禁漁時の補償についてもお尋ねがありました。
法案では、漁業調整の円滑な実施を確保するため、水産資源の状況及び当該水産資源の採捕の状況に照らし、当該水産資源の採捕に使用される船舶の数又は操業日数の削減その他の漁業者による漁獲努力量の調整を図るために必要な措置を講ずるものとすると規定されています。
クロマグロの資源管理についてお尋ねがありました。
クロマグロの第四管理期間における漁獲可能量の配分に当たっては、漁業者の意見を聞く時間が十分でなかったことを反省し、水産政策審議会資源管理分科会のもとにくろまぐろ部会を設置し、多くの漁業者からの意見を聞いて、配分の考え方について議論を行ったところです。

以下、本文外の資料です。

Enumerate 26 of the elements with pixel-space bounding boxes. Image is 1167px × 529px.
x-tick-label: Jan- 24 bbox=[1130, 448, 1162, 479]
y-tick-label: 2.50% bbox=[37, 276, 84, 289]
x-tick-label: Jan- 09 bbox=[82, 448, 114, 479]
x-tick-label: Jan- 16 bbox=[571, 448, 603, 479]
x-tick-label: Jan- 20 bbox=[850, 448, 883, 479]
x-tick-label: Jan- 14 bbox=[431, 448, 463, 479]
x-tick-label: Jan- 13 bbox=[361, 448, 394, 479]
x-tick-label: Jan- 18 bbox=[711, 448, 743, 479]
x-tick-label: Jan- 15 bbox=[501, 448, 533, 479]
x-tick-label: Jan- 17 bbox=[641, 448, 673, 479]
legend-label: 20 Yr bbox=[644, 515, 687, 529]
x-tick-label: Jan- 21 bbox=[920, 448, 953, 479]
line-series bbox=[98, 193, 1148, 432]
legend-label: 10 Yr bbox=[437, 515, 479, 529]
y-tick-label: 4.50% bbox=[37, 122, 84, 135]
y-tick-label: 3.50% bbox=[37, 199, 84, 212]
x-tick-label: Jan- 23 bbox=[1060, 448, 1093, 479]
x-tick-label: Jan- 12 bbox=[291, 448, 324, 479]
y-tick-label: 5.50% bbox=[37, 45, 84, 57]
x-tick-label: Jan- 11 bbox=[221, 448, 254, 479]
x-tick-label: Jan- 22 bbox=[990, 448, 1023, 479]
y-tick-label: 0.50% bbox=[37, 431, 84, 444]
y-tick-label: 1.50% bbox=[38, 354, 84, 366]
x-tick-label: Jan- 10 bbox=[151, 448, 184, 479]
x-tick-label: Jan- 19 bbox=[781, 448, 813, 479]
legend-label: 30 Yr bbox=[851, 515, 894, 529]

クロマグロ以外の魚種の管理においても、クロマグロの経験を踏まえ、漁業者の意見を十分に聞きながら、適切な対応を進めてまいります。
漁船のトン数規制の撤廃についてお尋ねがありました。
本件は、漁獲割当てが導入され、漁獲割当てにより採捕する数量が一定割合を超えている場合、船舶のトン数制限等の措置を定めないとしたものであります。
したがって、御指摘のような、船を先に大型化し、これに見合う漁獲割当てを認めるという制度ではありません。
海区漁業調整委員会及び目的規定についてお尋ねがありました。
海区漁業調整委員会については、漁業者を主体とする組織の性格や機能を維持した上で、実態に即した選任方法に改めるものであり、漁業者の声を封じるようなものではありません。
また、目的規定については、漁業法の制定から約七十年の間の運用によって、当時の課題であった封建的な漁業慣行は解消され、当初の目的である民主的な漁場の利用形態の構築は既に実現されております。